Se puede leer el paso histórico de las sufragistas inglesas a las sufragistas estadounidenses. Al lado de las fotografías cien por ciento masculinas de los secretarios generales de la ONU, y los delegados, eso, los hombres que armaron esta mole de cristal de 28 pisos, donde actúa el Consejo de Seguridad donde apenas hay las primeras mujeres representantes, mujeres por la paz, en un consejo que tiene que planificar las guerras y los conflictos recurrentes en el medio oriente y ahora en esa zona de África pluriétnica y pluricultural.

El mundo al revés

Elsa María Arroyo viene de una de las colonias o asentamientos urbanos de la ciudad de México: “Yo me represento a mi misma: se habla de muchas cosas, de información valiosa para todas las mujeres, es información que da aprendizaje, pero ¿Saben qué? Que las mujeres de mi barrio ni idea tienen, hay que llevar esta discusión al territorio”.

Elsa María me recordó los antiguos encuentros feministas, antiguos porque hace 30 años que se celebran en América Latina; me recordó a Domitila la ama de casa de Bolivia que en 1980 en Dinamarca reclamó que la dejaran hablar; a las mujeres del socialismo estalinista que no sabían cómo actuar frente a los performance feministas, atrevidos y provocadores: me recordó a las antiguas políticas que iban encantadas a los encuentros feministas, a respirar un poco de paz y libertad, porque en los parlamentos donde llegaron poco a poco las asfixiaba el lenguaje y la actitud masculina.

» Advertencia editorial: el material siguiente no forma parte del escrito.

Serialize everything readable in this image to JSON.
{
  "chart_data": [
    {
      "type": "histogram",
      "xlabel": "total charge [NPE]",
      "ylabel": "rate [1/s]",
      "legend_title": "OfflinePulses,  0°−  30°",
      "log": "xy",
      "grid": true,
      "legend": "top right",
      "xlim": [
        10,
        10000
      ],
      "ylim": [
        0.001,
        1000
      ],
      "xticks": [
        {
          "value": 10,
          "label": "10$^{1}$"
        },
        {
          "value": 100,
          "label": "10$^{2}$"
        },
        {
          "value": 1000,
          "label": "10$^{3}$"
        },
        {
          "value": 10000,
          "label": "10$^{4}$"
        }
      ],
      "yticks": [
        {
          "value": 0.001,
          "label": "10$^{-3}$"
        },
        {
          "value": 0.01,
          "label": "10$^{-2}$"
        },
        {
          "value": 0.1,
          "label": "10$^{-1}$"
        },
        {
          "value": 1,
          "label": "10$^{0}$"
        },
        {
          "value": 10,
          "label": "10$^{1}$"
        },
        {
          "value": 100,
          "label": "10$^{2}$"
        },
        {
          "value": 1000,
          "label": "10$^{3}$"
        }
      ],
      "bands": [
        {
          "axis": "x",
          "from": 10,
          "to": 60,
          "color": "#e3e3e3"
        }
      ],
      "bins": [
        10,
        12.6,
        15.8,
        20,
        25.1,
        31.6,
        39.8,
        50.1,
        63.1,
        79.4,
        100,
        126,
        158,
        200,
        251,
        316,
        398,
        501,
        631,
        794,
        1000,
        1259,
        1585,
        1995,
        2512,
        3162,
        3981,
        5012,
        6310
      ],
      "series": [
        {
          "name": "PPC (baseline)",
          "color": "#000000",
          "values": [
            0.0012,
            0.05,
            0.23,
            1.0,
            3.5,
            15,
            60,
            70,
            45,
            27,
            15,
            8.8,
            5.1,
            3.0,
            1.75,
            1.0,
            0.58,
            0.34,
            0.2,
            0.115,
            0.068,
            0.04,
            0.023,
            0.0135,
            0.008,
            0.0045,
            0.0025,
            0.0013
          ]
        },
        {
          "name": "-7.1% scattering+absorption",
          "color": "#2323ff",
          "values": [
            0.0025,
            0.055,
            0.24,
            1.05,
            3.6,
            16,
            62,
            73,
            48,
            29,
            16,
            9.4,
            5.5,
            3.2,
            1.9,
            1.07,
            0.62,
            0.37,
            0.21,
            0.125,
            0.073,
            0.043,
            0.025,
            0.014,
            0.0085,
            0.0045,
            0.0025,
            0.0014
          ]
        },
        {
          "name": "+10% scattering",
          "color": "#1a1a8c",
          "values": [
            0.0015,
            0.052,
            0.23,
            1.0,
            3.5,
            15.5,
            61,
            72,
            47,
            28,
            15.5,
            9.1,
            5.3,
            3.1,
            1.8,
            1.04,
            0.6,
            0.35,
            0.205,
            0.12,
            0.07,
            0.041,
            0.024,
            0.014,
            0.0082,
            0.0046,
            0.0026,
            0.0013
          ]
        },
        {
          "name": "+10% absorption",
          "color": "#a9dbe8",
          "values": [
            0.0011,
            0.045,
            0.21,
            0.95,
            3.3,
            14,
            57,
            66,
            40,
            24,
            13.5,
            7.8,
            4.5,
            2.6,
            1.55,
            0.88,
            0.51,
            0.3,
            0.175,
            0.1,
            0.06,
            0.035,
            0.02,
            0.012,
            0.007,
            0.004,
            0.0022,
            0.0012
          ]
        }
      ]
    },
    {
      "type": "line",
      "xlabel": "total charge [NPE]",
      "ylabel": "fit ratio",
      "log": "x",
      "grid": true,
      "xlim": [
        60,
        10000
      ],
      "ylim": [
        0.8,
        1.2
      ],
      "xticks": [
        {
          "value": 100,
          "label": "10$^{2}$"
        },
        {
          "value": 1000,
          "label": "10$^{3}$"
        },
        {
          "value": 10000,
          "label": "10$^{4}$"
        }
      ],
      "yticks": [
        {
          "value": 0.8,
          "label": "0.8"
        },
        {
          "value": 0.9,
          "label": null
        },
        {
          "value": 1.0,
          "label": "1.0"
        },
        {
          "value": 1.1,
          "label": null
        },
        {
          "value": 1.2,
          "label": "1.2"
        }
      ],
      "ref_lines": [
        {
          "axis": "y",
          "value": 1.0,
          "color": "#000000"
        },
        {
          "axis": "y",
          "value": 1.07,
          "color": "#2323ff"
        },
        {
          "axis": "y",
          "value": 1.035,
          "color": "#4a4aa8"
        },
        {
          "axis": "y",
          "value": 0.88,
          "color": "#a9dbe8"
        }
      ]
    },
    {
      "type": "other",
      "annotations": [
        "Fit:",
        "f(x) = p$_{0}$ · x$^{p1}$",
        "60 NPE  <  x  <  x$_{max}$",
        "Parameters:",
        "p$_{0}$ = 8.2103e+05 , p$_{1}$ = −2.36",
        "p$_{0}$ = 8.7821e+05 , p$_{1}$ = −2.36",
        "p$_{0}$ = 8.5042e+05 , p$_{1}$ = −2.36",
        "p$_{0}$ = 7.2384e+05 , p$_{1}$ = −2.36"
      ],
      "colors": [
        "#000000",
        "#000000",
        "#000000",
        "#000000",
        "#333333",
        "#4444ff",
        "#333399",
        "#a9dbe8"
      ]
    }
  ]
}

Eso es el espacio del edificio de la ONU, resguardado por un sistema electrónico de seguridad, que se ha convertido en una gran discusión: lo mismo se habla de las nuevas tecnologías como de los derechos pospuestos para las mujeres indígenas. Pocas declaraciones y pocos acuerdos. Nada de nuevos planes.

En cambio, si que hay, posicionamientos, mea culpa de los gobiernos que no han avanzado en la igualdad de las mujeres, ninguna discusión ministerial sobre los medios de comunicación, constructores del pensamiento; mesas redondas donde muchas panelistas vienen a descubrir la piedra filosofal de un nuevo protocolo para mitigar la violencia contra las mujeres y un gusanito que circunda por todo el edificio: será que de aquí, de esta celebración de los 20 años de la Conferencia de Pekín, y los 15 de las Metas del Milenio, saldrá algo que cambie la vida de millones de mujeres, de las que habla Elsa, una mexicana que fruta vendía y que esta reunión con todo, le ha quitado la venda de los ojos.

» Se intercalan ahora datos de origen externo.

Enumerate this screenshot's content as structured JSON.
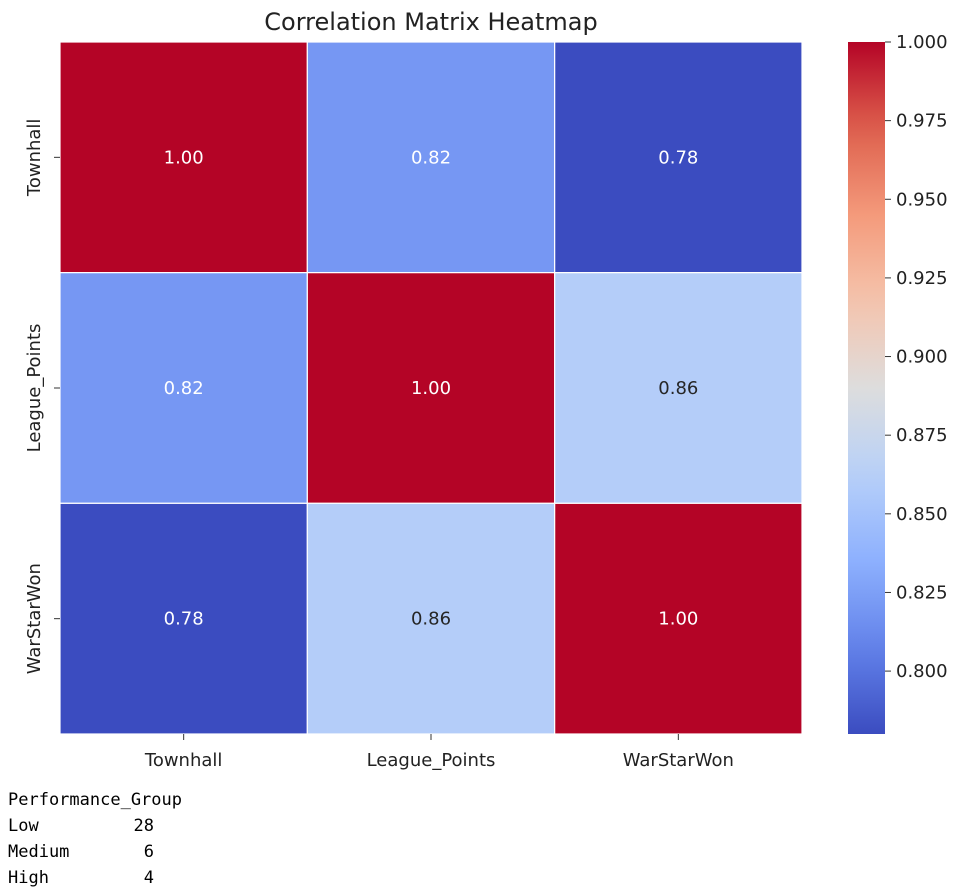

Sin duda aquí se respira el avance de las privilegiadas, de las que ya controlan sus vidas, las que llegadas a ministras administran los recursos en sus ministerios y secretarias o institutos, para empujar lo que se ha dado en llamar el avance de las mujeres.

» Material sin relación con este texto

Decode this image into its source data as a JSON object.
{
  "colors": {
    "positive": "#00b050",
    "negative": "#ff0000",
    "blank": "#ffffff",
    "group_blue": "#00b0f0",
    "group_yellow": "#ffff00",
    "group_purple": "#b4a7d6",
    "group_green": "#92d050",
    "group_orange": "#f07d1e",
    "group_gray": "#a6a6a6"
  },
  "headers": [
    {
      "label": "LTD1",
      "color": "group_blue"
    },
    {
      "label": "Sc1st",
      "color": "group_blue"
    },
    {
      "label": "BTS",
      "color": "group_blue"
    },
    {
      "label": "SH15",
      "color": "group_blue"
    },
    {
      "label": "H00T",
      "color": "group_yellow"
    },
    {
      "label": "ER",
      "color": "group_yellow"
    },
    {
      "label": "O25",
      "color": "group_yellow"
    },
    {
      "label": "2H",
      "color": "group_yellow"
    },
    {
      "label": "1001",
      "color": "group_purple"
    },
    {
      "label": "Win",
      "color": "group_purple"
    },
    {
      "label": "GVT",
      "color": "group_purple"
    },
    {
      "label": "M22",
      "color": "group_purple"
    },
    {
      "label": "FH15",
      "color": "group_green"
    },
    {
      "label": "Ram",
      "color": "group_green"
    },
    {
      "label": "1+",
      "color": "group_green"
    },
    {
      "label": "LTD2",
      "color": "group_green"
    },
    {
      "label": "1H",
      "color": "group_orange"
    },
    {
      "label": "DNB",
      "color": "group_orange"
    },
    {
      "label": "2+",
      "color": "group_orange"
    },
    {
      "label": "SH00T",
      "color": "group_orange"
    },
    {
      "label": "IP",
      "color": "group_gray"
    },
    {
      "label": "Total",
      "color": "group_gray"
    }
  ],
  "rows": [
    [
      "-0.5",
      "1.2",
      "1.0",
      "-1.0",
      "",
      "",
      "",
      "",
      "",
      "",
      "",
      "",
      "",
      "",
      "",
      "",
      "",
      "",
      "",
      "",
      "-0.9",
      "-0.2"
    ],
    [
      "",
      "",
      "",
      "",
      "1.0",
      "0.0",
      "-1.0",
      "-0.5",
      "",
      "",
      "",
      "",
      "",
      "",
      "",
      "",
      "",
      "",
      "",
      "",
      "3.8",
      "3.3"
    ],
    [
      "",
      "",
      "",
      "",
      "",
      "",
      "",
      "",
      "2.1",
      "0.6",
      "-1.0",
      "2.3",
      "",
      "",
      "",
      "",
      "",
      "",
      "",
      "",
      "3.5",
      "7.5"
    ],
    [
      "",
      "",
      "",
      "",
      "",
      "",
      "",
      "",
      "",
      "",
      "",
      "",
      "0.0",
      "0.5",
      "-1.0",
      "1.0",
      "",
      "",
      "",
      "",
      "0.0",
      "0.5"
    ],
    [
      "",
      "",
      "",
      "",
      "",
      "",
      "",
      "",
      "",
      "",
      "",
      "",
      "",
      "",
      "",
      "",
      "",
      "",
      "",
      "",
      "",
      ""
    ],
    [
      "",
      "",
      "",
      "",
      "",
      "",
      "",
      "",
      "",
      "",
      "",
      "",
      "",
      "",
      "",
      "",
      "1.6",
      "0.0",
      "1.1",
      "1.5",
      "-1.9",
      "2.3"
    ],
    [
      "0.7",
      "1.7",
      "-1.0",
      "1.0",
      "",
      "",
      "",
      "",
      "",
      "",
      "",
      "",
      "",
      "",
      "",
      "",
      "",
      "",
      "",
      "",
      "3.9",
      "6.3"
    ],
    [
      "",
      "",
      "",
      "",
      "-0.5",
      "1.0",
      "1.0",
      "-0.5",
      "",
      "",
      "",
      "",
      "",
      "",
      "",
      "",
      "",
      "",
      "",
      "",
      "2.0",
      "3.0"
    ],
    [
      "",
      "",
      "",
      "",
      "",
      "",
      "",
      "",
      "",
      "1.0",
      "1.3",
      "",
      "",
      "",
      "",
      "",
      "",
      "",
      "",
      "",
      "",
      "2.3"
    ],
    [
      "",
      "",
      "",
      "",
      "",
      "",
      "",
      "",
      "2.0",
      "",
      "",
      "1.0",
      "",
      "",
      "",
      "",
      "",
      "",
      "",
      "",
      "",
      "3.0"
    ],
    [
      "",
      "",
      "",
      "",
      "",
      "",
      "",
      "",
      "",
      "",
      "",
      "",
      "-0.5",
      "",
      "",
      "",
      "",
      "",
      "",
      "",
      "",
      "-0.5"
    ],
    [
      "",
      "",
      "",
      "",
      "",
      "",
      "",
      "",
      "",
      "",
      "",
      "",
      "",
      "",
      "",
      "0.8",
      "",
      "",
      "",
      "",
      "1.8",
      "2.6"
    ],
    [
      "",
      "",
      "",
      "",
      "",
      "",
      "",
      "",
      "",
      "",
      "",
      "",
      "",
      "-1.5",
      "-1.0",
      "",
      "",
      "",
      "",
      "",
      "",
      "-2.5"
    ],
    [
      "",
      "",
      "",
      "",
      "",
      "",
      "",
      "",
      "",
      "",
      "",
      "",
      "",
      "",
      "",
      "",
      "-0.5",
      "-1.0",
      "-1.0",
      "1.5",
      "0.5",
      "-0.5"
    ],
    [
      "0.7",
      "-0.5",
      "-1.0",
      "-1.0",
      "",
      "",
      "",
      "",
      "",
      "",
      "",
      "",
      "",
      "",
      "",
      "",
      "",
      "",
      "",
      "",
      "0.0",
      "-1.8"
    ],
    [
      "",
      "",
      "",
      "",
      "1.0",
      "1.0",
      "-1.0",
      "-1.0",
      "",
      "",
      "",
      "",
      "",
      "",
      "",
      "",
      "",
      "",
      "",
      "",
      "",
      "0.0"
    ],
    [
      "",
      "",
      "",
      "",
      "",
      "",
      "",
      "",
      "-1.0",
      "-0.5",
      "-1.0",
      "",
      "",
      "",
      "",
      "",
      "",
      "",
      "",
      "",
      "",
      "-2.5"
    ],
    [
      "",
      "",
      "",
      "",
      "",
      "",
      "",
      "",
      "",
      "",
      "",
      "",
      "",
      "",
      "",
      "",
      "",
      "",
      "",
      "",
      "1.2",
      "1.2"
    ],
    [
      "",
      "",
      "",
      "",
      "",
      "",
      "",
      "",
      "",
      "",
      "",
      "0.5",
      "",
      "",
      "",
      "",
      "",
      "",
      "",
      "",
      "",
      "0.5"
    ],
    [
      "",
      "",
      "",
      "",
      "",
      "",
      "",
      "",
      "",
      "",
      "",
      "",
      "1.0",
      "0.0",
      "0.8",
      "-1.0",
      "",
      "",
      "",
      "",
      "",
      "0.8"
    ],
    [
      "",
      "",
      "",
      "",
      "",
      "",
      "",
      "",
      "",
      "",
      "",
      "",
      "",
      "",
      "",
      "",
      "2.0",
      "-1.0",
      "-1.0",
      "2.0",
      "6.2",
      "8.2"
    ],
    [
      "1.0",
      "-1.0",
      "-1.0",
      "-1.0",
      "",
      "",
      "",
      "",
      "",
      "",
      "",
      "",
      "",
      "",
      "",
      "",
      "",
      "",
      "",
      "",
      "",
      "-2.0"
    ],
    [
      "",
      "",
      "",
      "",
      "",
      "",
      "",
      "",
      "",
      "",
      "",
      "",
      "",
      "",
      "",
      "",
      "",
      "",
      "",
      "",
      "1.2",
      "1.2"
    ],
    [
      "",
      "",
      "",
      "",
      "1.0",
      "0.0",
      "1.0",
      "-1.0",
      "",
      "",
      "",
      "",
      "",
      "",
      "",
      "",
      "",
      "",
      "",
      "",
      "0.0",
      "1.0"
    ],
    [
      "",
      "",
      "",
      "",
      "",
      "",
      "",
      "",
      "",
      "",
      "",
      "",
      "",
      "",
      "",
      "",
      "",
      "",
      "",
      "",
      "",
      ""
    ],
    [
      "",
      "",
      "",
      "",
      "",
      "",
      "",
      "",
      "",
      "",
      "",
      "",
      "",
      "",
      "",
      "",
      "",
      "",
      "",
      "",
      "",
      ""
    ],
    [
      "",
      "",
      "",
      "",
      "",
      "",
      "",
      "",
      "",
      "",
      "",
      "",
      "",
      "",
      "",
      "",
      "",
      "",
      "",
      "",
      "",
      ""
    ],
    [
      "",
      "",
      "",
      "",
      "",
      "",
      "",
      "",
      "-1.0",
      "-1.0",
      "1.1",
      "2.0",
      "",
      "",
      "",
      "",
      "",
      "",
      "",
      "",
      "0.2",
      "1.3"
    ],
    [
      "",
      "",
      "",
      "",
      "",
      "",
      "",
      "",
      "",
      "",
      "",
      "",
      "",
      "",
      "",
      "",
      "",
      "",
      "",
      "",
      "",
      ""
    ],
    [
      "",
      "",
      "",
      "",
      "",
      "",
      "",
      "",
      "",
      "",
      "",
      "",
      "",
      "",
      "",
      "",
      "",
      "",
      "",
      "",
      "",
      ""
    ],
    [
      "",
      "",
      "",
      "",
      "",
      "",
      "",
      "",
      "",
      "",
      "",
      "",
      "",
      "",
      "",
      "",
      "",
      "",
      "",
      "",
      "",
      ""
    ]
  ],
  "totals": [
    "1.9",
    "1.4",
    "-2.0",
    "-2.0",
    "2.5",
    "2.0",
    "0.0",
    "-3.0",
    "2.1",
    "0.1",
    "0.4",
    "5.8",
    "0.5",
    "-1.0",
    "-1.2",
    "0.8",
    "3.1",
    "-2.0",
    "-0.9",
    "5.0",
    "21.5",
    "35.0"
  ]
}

No faltan aquí las militantes feministas, que no se han cansado como las mexicanas Delia Selene de Dios, o amigas peruanas, costarricenses, venezolanas, cubanas, chilenas, canadienses, norteamericanas que se reúnen de vez en vez, por los derechos sexuales y reproductivos, por la ciudadanía de las mujeres, por la tarea de disminuir o enfrentar la violencia contra las mujeres, las jefas de los observatorios de todo tipo, las académicas que buscan respuestas y todas las que alguna vez tomaban la calle y que también lo hicieron aquí el domingo pasado. El examen de la plataforma, tiene meses discutiéndose, hoy toca encontrarse y constatar que todavía hay energía para un día conseguir la hoy definida como igualdad sustantiva. Probablemente el mayor cambio es el lenguaje con que se nombran antiguos y persistentes problemas.